The present invention relates to an image processing apparatus and method of encoding progressive build-up image data, and decoding the encoded image data.
The concept of progressive build-up coding technique relating to the present invention is first described. The technique is described in Technical Survey "Progressive Build-up Coding Scheme for Bi-level Images--JBIG (Joint Bi-level Image Group) Algorithm" in The Journal of the Institute of Image Electronics Engineer of Japan Vol. 20, No. 1. The object of the progressive build-up coding is to grasp an entire image in a short time, and the conceptual diagram is shown in FIG. 40. The resolution of an input image is assumed to be 400 dpi to simplify the description. First, on the encoder side, the processing of reducing the image (a rectangular square 241 in FIG. 40) to 1/2 in width and length is repeated n times, and n reduction images where the smallest size of the image is 2.sup.-n of the input image are generated. The input image is referred to as a "zero layer" image, and the image at the lowest resolution is referred to as an "n-th layer" image. In the Figure, since the reduction processing is repeated five times, the input image is reduced to 2.sup.-5, and the fifth layer image (an rectangular square 242 in FIG. 40) is obtained. As a reduction processing, a method capable of suppressing deterioration of information is adapted so that the information of an entire image at the low resolution such as 12.5 dpi or 25 dpi can be grasped (Note that the PRES method is adopted in the JBIG algorithm).
The n-th layer image at the lowest resolution is independently encoded, and an image at other layer is encoded with reference to the image whose resolution is one layer lower than the image to be encoded. That is, the i-th layer image (i=0, 1, . . . , n-1) is encoded with reference to the (i+1)-th layer image. In the JBIG algorithm, encoding is performed by arithmetic coding. In the JBIG algorithm, the encoding unit is a stripe obtained by dividing an image in a sub-scanning direction.
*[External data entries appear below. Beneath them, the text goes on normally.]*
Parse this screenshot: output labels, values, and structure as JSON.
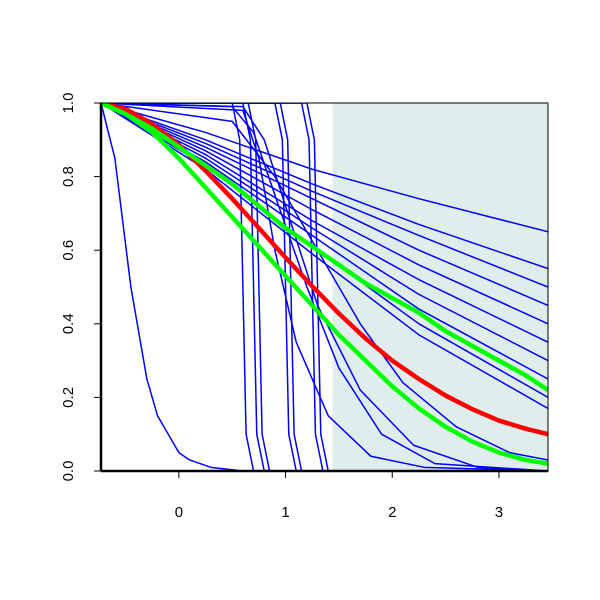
{
  "chart_data": {
    "type": "line",
    "xlim": [
      -0.73,
      3.46
    ],
    "ylim": [
      0,
      1
    ],
    "xticks": [
      0,
      1,
      2,
      3
    ],
    "yticks": [
      {
        "value": 0,
        "label": "0.0"
      },
      {
        "value": 0.2,
        "label": "0.2"
      },
      {
        "value": 0.4,
        "label": "0.4"
      },
      {
        "value": 0.6,
        "label": "0.6"
      },
      {
        "value": 0.8,
        "label": "0.8"
      },
      {
        "value": 1,
        "label": "1.0"
      }
    ],
    "shaded_region": {
      "xlim": [
        1.44,
        3.46
      ],
      "color": "#e0eded"
    },
    "series": [
      {
        "color": "#0000ff",
        "width": 1.5,
        "x": [
          -0.73,
          0.25,
          1.25,
          2.25,
          3.46
        ],
        "values": [
          1,
          0.92,
          0.82,
          0.74,
          0.65
        ]
      },
      {
        "color": "#0000ff",
        "width": 1.5,
        "x": [
          -0.73,
          0.25,
          1.25,
          2.25,
          3.46
        ],
        "values": [
          1,
          0.9,
          0.78,
          0.67,
          0.55
        ]
      },
      {
        "color": "#0000ff",
        "width": 1.5,
        "x": [
          -0.73,
          0.25,
          1.25,
          2.25,
          3.46
        ],
        "values": [
          1,
          0.89,
          0.76,
          0.64,
          0.5
        ]
      },
      {
        "color": "#0000ff",
        "width": 1.5,
        "x": [
          -0.73,
          0.25,
          1.25,
          2.25,
          3.46
        ],
        "values": [
          1,
          0.88,
          0.74,
          0.6,
          0.45
        ]
      },
      {
        "color": "#0000ff",
        "width": 1.5,
        "x": [
          -0.73,
          0.25,
          1.25,
          2.25,
          3.46
        ],
        "values": [
          1,
          0.87,
          0.71,
          0.56,
          0.4
        ]
      },
      {
        "color": "#0000ff",
        "width": 1.5,
        "x": [
          -0.73,
          0.25,
          1.25,
          2.25,
          3.46
        ],
        "values": [
          1,
          0.86,
          0.68,
          0.52,
          0.35
        ]
      },
      {
        "color": "#0000ff",
        "width": 1.5,
        "x": [
          -0.73,
          0.25,
          1.25,
          2.25,
          3.46
        ],
        "values": [
          1,
          0.85,
          0.66,
          0.48,
          0.3
        ]
      },
      {
        "color": "#0000ff",
        "width": 1.5,
        "x": [
          -0.73,
          0.25,
          1.25,
          2.25,
          3.46
        ],
        "values": [
          1,
          0.84,
          0.64,
          0.44,
          0.25
        ]
      },
      {
        "color": "#0000ff",
        "width": 1.5,
        "x": [
          -0.73,
          0.25,
          1.25,
          2.25,
          3.46
        ],
        "values": [
          1,
          0.83,
          0.61,
          0.4,
          0.2
        ]
      },
      {
        "color": "#0000ff",
        "width": 1.5,
        "x": [
          -0.73,
          0.25,
          1.25,
          2.25,
          3.46
        ],
        "values": [
          1,
          0.82,
          0.59,
          0.37,
          0.17
        ]
      },
      {
        "color": "#0000ff",
        "width": 1.5,
        "x": [
          -0.73,
          -0.6,
          -0.45,
          -0.3,
          -0.2,
          0,
          0.1,
          0.3,
          0.6,
          3.46
        ],
        "values": [
          1,
          0.85,
          0.5,
          0.25,
          0.15,
          0.05,
          0.03,
          0.01,
          0,
          0
        ]
      },
      {
        "color": "#0000ff",
        "width": 1.5,
        "x": [
          -0.73,
          0.5,
          0.57,
          0.6,
          0.63,
          0.7,
          3.46
        ],
        "values": [
          1,
          1,
          0.9,
          0.5,
          0.1,
          0,
          0
        ]
      },
      {
        "color": "#0000ff",
        "width": 1.5,
        "x": [
          -0.73,
          0.6,
          0.67,
          0.7,
          0.73,
          0.8,
          3.46
        ],
        "values": [
          1,
          1,
          0.9,
          0.5,
          0.1,
          0,
          0
        ]
      },
      {
        "color": "#0000ff",
        "width": 1.5,
        "x": [
          -0.73,
          0.65,
          0.72,
          0.75,
          0.78,
          0.85,
          3.46
        ],
        "values": [
          1,
          1,
          0.9,
          0.5,
          0.1,
          0,
          0
        ]
      },
      {
        "color": "#0000ff",
        "width": 1.5,
        "x": [
          -0.73,
          0.9,
          0.97,
          1,
          1.03,
          1.1,
          3.46
        ],
        "values": [
          1,
          1,
          0.9,
          0.5,
          0.1,
          0,
          0
        ]
      },
      {
        "color": "#0000ff",
        "width": 1.5,
        "x": [
          -0.73,
          0.95,
          1.02,
          1.05,
          1.08,
          1.15,
          3.46
        ],
        "values": [
          1,
          1,
          0.9,
          0.5,
          0.1,
          0,
          0
        ]
      },
      {
        "color": "#0000ff",
        "width": 1.5,
        "x": [
          -0.73,
          1.15,
          1.22,
          1.25,
          1.28,
          1.35,
          3.46
        ],
        "values": [
          1,
          1,
          0.9,
          0.5,
          0.1,
          0,
          0
        ]
      },
      {
        "color": "#0000ff",
        "width": 1.5,
        "x": [
          -0.73,
          1.2,
          1.27,
          1.3,
          1.33,
          1.4,
          3.46
        ],
        "values": [
          1,
          1,
          0.9,
          0.5,
          0.1,
          0,
          0
        ]
      },
      {
        "color": "#0000ff",
        "width": 1.5,
        "x": [
          -0.73,
          0.5,
          0.7,
          0.9,
          1.2,
          1.5,
          1.9,
          2.4,
          3.46
        ],
        "values": [
          1,
          0.99,
          0.92,
          0.75,
          0.5,
          0.28,
          0.1,
          0.02,
          0
        ]
      },
      {
        "color": "#0000ff",
        "width": 1.5,
        "x": [
          -0.73,
          0.6,
          0.8,
          1,
          1.3,
          1.7,
          2.2,
          2.8,
          3.46
        ],
        "values": [
          1,
          0.99,
          0.9,
          0.72,
          0.45,
          0.22,
          0.07,
          0.01,
          0
        ]
      },
      {
        "color": "#0000ff",
        "width": 1.5,
        "x": [
          -0.73,
          0.6,
          0.75,
          0.9,
          1.1,
          1.4,
          1.8,
          2.3,
          3.46
        ],
        "values": [
          1,
          0.98,
          0.85,
          0.6,
          0.35,
          0.15,
          0.04,
          0.01,
          0
        ]
      },
      {
        "color": "#0000ff",
        "width": 1.5,
        "x": [
          -0.73,
          0.5,
          0.9,
          1.3,
          1.7,
          2.1,
          2.6,
          3.1,
          3.46
        ],
        "values": [
          1,
          0.95,
          0.8,
          0.6,
          0.4,
          0.24,
          0.12,
          0.05,
          0.03
        ]
      },
      {
        "color": "#ff0000",
        "width": 4.5,
        "x": [
          -0.73,
          -0.5,
          -0.25,
          0,
          0.25,
          0.5,
          0.75,
          1,
          1.25,
          1.5,
          1.75,
          2,
          2.25,
          2.5,
          2.75,
          3,
          3.25,
          3.46
        ],
        "values": [
          1,
          0.984,
          0.943,
          0.886,
          0.816,
          0.74,
          0.66,
          0.58,
          0.502,
          0.428,
          0.36,
          0.3,
          0.25,
          0.205,
          0.168,
          0.137,
          0.115,
          0.1
        ]
      },
      {
        "color": "#00ff00",
        "width": 4.5,
        "x": [
          -0.73,
          -0.5,
          -0.25,
          0,
          0.25,
          0.5,
          0.75,
          1,
          1.25,
          1.5,
          1.75,
          2,
          2.25,
          2.5,
          2.75,
          3,
          3.25,
          3.46
        ],
        "values": [
          1,
          0.97,
          0.93,
          0.88,
          0.83,
          0.78,
          0.72,
          0.66,
          0.61,
          0.56,
          0.51,
          0.47,
          0.43,
          0.38,
          0.34,
          0.3,
          0.26,
          0.22
        ]
      },
      {
        "color": "#00ff00",
        "width": 4.5,
        "x": [
          -0.73,
          -0.5,
          -0.25,
          0,
          0.25,
          0.5,
          0.75,
          1,
          1.25,
          1.5,
          1.75,
          2,
          2.25,
          2.5,
          2.75,
          3,
          3.25,
          3.46
        ],
        "values": [
          1,
          0.97,
          0.92,
          0.85,
          0.77,
          0.69,
          0.61,
          0.53,
          0.45,
          0.37,
          0.3,
          0.23,
          0.17,
          0.12,
          0.08,
          0.05,
          0.03,
          0.02
        ]
      }
    ]
  }
}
At the leading portion of the data in the JBIG algorithm, the header data containing such information as the image size of the zero layer image, stripe width, number of layers is provided, and the obtained encoded data follows.
When decoded, the encoded data of the n-th layer image, the highest layer, is decoded first. The display is started with the image at the lowest resolution. The display is performed so that the resolution increases as information is supplied by enlarging the j-th layer image (j=n-1, . . . , 1, 0) to 2.sup.j in the width and length. That is, the fifth layer image is enlarged to 2.sup.5, and then, the fourth layer image is enlarged to 2.sup.4.
In the conventional technique, a problem arises when the image is displayed while being decoded. In general, the resolution of a display is lower than that of the printer. For example, in a 17-inch display for a work-station, the number of pixels is 1280.times.1024, and the resolution is approximately 100 dpi which is considerably lower than that of the printer. In the case of FIG. 40, an image greater than 80 mm.times.50 mm cannot be displayed at the resolution of 400 dpi. Accordingly, it is difficult to display the original image based on the resolution of the display.
Furthermore, if the image at each layer is decoded, and then displayed, a user is uncomfortable because progressive stages in the decoding processing cannot be shown until the developing at each layer has ended.
Furthermore, various images at the zero layer image such as an original image whose resolution is different cannot be dealt with.
Still further, when encoded, the image display of the image varies when an original image is reduced at different magnifying power. However, in the conventional technique, the image cannot be confirmed during the encoding processing, and the image is confirmed at the decoding side. Accordingly, switching of the binarizing method at the reading of the image data or density adjustment to perform under color removal is difficult.